Ninguna. De cualquier manera tendrían que haberla puesto en Francia, ya que en Marruecos está censurado. Su publicación ha creado una tempestad mediática en Marruecos. En Francia se han vendido 30 mil ejemplares. Me han atacado en la prensa marroquí, gente que ni siquiera lo han leído, diciendo que es impensable que “un sujeto de Su Majestad” escriba tales cosas.
¿Y amenazas?
Ninguna. Salvo los insultos habituales de los portavoces oficiosos del régimen.
¿Por qué Francia, España o Estados Unidos, cierran los ojos ante los ataques a la libertad de prensa en Marruecos?
En cada país la situación es diferente. Parecería que los intereses estratégicos son más importantes que los valores universales que estos países dicen defender. Es una peligrosa realpolitik: ahogar las élites modernas de un país como Marruecos porque su régimen es considerado como moderado. Este cinismo político trae escasas ventajas a corto plazo, y va contra el sentido de la historia. Prepara el terreno al extremismo.
¿Le parece normal en estas condiciones que en dos semanas, el 8 de marzo, la Unión Europea firme un acuerdo de Estatuto avanzado con Marruecos?
Este Estatuto es una necesidad para Marruecos. También para Europa que debe abrirse hacia el sur. Eso es claro. Lo que es una herejía es que la UE otorgue estas ventajas a Marruecos sin contrapartida en términos de democracia y libertades individuales. Recuerda la ideología culturalista que estima que un pueblo como el marroquí tiene más necesidad de desarrollo económico que de libertad.
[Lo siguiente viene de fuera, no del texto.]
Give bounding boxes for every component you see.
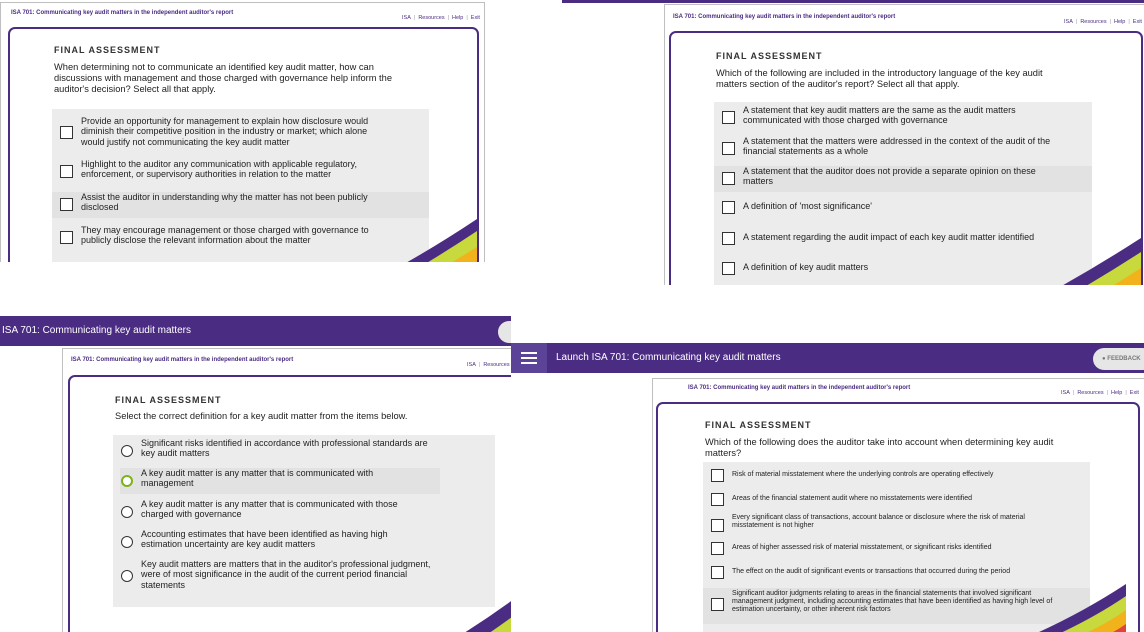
frame-links: ISA | Resources | Help | Exit [1064,19,1142,25]
frame-title: ISA 701: Communicating key audit matters in the independent auditor's report [11,10,234,16]
checkbox[interactable] [722,172,735,185]
options-list [113,435,495,607]
checkbox[interactable] [711,566,724,579]
frame-title: ISA 701: Communicating key audit matters in the independent auditor's report [673,14,896,20]
radio[interactable] [121,570,133,582]
top-bar [0,316,511,346]
assessment-card [68,375,511,632]
isa-link[interactable]: ISA [467,362,476,368]
option-label: Key audit matters are matters that in the auditor's professional judgment, were of most significance in the audit of the current period financial statements [141,559,431,590]
course-frame [0,2,485,262]
option-label: A definition of 'most significance' [743,201,873,211]
radio[interactable] [121,445,133,457]
option-label: A statement that the matters were addressed in the context of the audit of the financial statements as a whole [743,136,1051,157]
isa-link[interactable]: ISA [1064,19,1073,25]
option-label: Highlight to the auditor any communication with applicable regulatory, enforcement, or supervisory authorities in relation to the matter [81,159,357,180]
help-link[interactable]: Help [452,15,464,21]
option-4[interactable] [113,529,495,555]
option-label: The effect on the audit of significant events or transactions that occurred during the period [732,568,1011,575]
option-1[interactable] [52,116,429,152]
feedback-label: FEEDBACK [1107,356,1141,362]
option-label: A statement that key audit matters are the same as the audit matters communicated with those charged with governance [743,105,1016,126]
checkbox[interactable] [60,126,73,139]
question-text: Which of the following are included in the introductory language of the key audit matters section of the auditor's report? Select all that apply. [716,68,1043,90]
question-text: Which of the following does the auditor take into account when determining key audit matters? [705,437,1054,459]
option-label: Significant risks identified in accordance with professional standards are key audit matters [141,438,428,459]
screenshot-panel-2 [527,0,1144,285]
checkbox[interactable] [722,201,735,214]
option-label: A key audit matter is any matter that is communicated with those charged with governance [141,499,398,520]
decorative-swoosh [991,238,1141,285]
assessment-card [8,27,479,262]
option-label: Areas of higher assessed risk of material misstatement, or significant risks identified [732,544,992,551]
option-label: A key audit matter is any matter that is communicated with management [141,468,374,489]
option-1[interactable] [703,467,1090,485]
question-text: Select the correct definition for a key audit matter from the items below. [115,411,408,421]
course-frame [664,4,1144,285]
option-4[interactable] [714,198,1092,220]
help-link[interactable]: Help [1111,390,1123,396]
resources-link[interactable]: Resources [418,15,445,21]
checkbox[interactable] [722,111,735,124]
course-frame [652,378,1144,632]
exit-link[interactable]: Exit [1129,390,1139,396]
option-1[interactable] [714,105,1092,131]
option-3[interactable] [52,192,429,218]
chat-icon: ● [1102,356,1106,362]
option-label: Areas of the financial statement audit where no misstatements were identified [732,495,973,502]
option-4[interactable] [703,540,1090,558]
checkbox[interactable] [711,598,724,611]
menu-button[interactable] [511,343,547,373]
option-label: Provide an opportunity for management to explain how disclosure would diminish their competitive position in the industry or market; which alone would justify not communicating the key audit matter [81,116,369,147]
screenshot-panel-3 [0,316,511,632]
frame-links: ISA | Resources | Help | Exit [1061,390,1139,396]
top-bar [511,343,1144,373]
isa-link[interactable]: ISA [402,15,411,21]
option-label: Risk of material misstatement where the underlying controls are operating effectively [732,471,994,478]
resources-link[interactable]: Resources [1080,19,1107,25]
exit-link[interactable]: Exit [470,15,480,21]
course-frame [62,348,511,632]
option-label: Assist the auditor in understanding why the matter has not been publicly disclosed [81,192,368,213]
decorative-swoosh [996,584,1126,632]
option-3[interactable] [113,499,495,525]
isa-link[interactable]: ISA [1061,390,1070,396]
checkbox[interactable] [711,493,724,506]
resources-link[interactable]: Resources [483,362,510,368]
radio[interactable] [121,536,133,548]
option-1[interactable] [113,438,495,464]
option-5[interactable] [703,564,1090,582]
checkbox[interactable] [60,231,73,244]
checkbox[interactable] [722,262,735,275]
checkbox[interactable] [722,142,735,155]
option-label: A definition of key audit matters [743,262,869,272]
section-label: FINAL ASSESSMENT [716,51,823,61]
decorative-swoosh [390,587,511,632]
checkbox[interactable] [60,198,73,211]
checkbox[interactable] [711,469,724,482]
option-label: Significant auditor judgments relating to areas in the financial statements that involved significant management judgment, including accounting estimates that have been identified as having high level of estimation uncertainty, or other inherent risk factors [732,590,1053,614]
option-label: A statement regarding the audit impact of each key audit matter identified [743,232,1035,242]
assessment-card [656,402,1140,632]
screenshot-panel-1 [0,0,526,262]
frame-title: ISA 701: Communicating key audit matters in the independent auditor's report [71,357,294,363]
checkbox[interactable] [60,165,73,178]
option-2[interactable] [703,491,1090,509]
option-label: Accounting estimates that have been identified as having high estimation uncertainty are key audit matters [141,529,388,550]
option-2[interactable] [120,468,440,494]
checkbox[interactable] [722,232,735,245]
decorative-swoosh [337,219,477,262]
frame-title: ISA 701: Communicating key audit matters in the independent auditor's report [688,385,911,391]
section-label: FINAL ASSESSMENT [54,45,161,55]
help-link[interactable]: Help [1114,19,1126,25]
checkbox[interactable] [711,542,724,555]
option-2[interactable] [52,159,429,185]
option-label: A statement that the auditor does not provide a separate opinion on these matters [743,166,1036,187]
frame-links: ISA | Resources | Help | Exit [402,15,480,21]
checkbox[interactable] [711,519,724,532]
option-label: Every significant class of transactions, account balance or disclosure where the risk of material misstatement is not higher [732,514,1025,530]
screenshot-panel-4 [511,343,1144,632]
radio[interactable] [121,506,133,518]
resources-link[interactable]: Resources [1077,390,1104,396]
section-label: FINAL ASSESSMENT [705,420,812,430]
option-3[interactable] [714,166,1092,192]
radio-selected[interactable] [121,475,133,487]
assessment-card [669,31,1143,285]
option-label: They may encourage management or those charged with governance to publicly disclose the relevant information about the matter [81,225,369,246]
frame-links: ISA | Resources [467,362,510,368]
question-text: When determining not to communicate an identified key audit matter, how can discussions with management and those charged with governance help inform the auditor's decision? Select all that apply. [54,62,392,95]
exit-link[interactable]: Exit [1132,19,1142,25]
feedback-button[interactable] [498,321,511,343]
hamburger-icon [521,352,537,364]
option-3[interactable] [703,514,1090,538]
bar-title: Launch ISA 701: Communicating key audit matters [556,352,781,363]
top-bar-fragment [562,0,1144,3]
option-2[interactable] [714,136,1092,162]
feedback-button[interactable] [1093,348,1144,370]
section-label: FINAL ASSESSMENT [115,395,222,405]
bar-title: ISA 701: Communicating key audit matters [2,325,191,336]
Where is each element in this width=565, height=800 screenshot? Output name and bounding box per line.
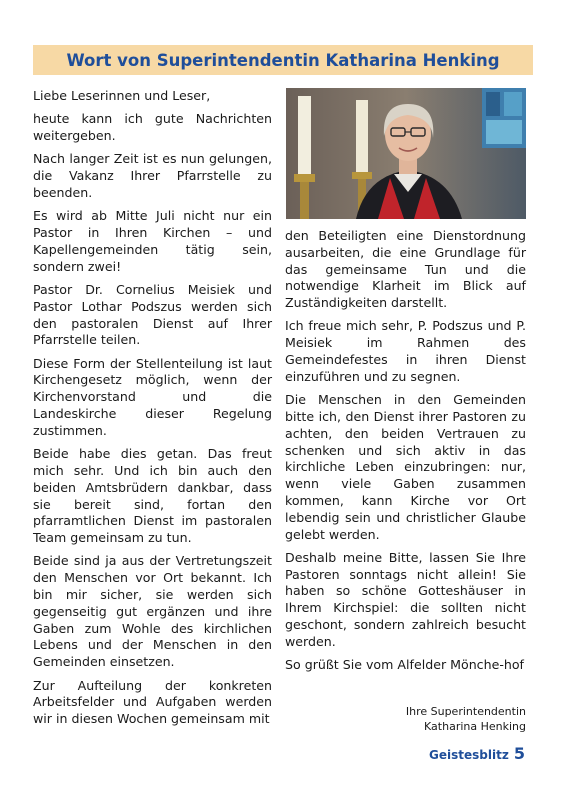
- page-footer: [429, 744, 525, 763]
- page-title: Wort von Superintendentin Katharina Henking: [66, 50, 500, 70]
- right-column: [285, 228, 526, 680]
- paragraph: Beide habe dies getan. Das freut mich sehr. Und ich bin auch den beiden Amtsbrüdern dankbar, dass sie bereit sind, fortan den pfarramtlichen Dienst im pastoralen Team gemeinsam zu tun.: [33, 446, 272, 546]
- paragraph: Die Menschen in den Gemeinden bitte ich, den Dienst ihrer Pastoren zu achten, den beiden Vertrauen zu schenken und sich aktiv in das kirchliche Leben einzubringen: nur, wenn viele Gaben zusammen kommen, kann Kirche vor Ort lebendig sein und christlicher Glaube gelebt werden.: [285, 392, 526, 542]
- page-number: 5: [513, 744, 525, 763]
- signature-name: Katharina Henking: [424, 720, 526, 733]
- paragraph: heute kann ich gute Nachrichten weitergeben.: [33, 111, 272, 144]
- signature-title: Ihre Superintendentin: [405, 705, 526, 718]
- paragraph: Beide sind ja aus der Vertretungszeit den Menschen vor Ort bekannt. Ich bin mir sicher, sie werden sich gegenseitig gut ergänzen und ihre Gaben zum Wohle des kirchlichen Lebens und der Menschen in den Gemeinden einsetzen.: [33, 553, 272, 670]
- title-bar: [33, 45, 533, 75]
- paragraph: Deshalb meine Bitte, lassen Sie Ihre Pastoren sonntags nicht allein! Sie haben so schöne Gotteshäuser in Ihrem Kirchspiel: die sollten nicht geschont, sondern zahlreich besucht werden.: [285, 549, 526, 649]
- left-column: [33, 88, 272, 734]
- paragraph: Ich freue mich sehr, P. Podszus und P. Meisiek im Rahmen des Gemeindefestes in ihren Dienst einzuführen und zu segnen.: [285, 318, 526, 384]
- paragraph: Liebe Leserinnen und Leser,: [33, 88, 211, 103]
- portrait-photo: [286, 88, 526, 219]
- paragraph: Nach langer Zeit ist es nun gelungen, die Vakanz Ihrer Pfarrstelle zu beenden.: [33, 151, 272, 200]
- closing-line: So grüßt Sie vom Alfelder Mönche-hof: [285, 657, 524, 673]
- signature: [285, 704, 526, 734]
- paragraph: Diese Form der Stellenteilung ist laut Kirchengesetz möglich, wenn der Kirchenvorstand und die Landeskirche dieser Regelung zustimmen.: [33, 355, 272, 438]
- portrait-photo-icon: [286, 88, 526, 219]
- magazine-name: Geistesblitz: [429, 748, 509, 762]
- paragraph: Es wird ab Mitte Juli nicht nur ein Pastor in Ihren Kirchen – und Kapellengemeinden tätig sein, sondern zwei!: [33, 208, 272, 274]
- paragraph: Zur Aufteilung der konkreten Arbeitsfelder und Aufgaben werden wir in diesen Wochen gemeinsam mit: [33, 677, 272, 727]
- paragraph: den Beteiligten eine Dienstordnung ausarbeiten, die eine Grundlage für das gemeinsame Tun und die notwendige Klarheit im Blick auf Zuständigkeiten darstellt.: [285, 228, 526, 311]
- paragraph: Pastor Dr. Cornelius Meisiek und Pastor Lothar Podszus werden sich den pastoralen Dienst auf Ihrer Pfarrstelle teilen.: [33, 281, 272, 348]
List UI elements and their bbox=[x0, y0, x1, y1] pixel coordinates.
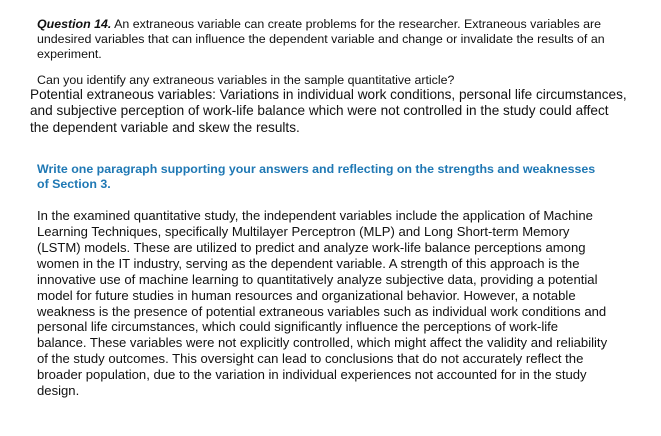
question-paragraph bbox=[37, 17, 637, 63]
question-text: An extraneous variable can create problems for the researcher. Extraneous variables are undesired variables that can influence the dependent variable and change or invalidate the results of an experiment. bbox=[37, 17, 605, 62]
question-number: Question 14. bbox=[37, 17, 112, 31]
section-heading: Write one paragraph supporting your answers and reflecting on the strengths and weaknesses of Section 3. bbox=[37, 162, 596, 192]
answer-paragraph: Potential extraneous variables: Variations in individual work conditions, personal life circumstances, and subjective perception of work-life balance which were not controlled in the study could affect the dependent variable and skew the results. bbox=[30, 87, 627, 135]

Y eso favorece a la dictadura cuando pretende que el pueblo es aún inmaduro para la democracia. En este aspecto Europa es decepcionante.
¿Qué piensa hacer ahora ?
No tengo un proyecto claro. No he escogido el exilio. He salido de mi país con una maleta en la mano y con ideas con las que lucharé siempre. Preparo otro libro en el que hablo de todo esto. Tengo ante mí una nueva vida, pero espero volver algún día.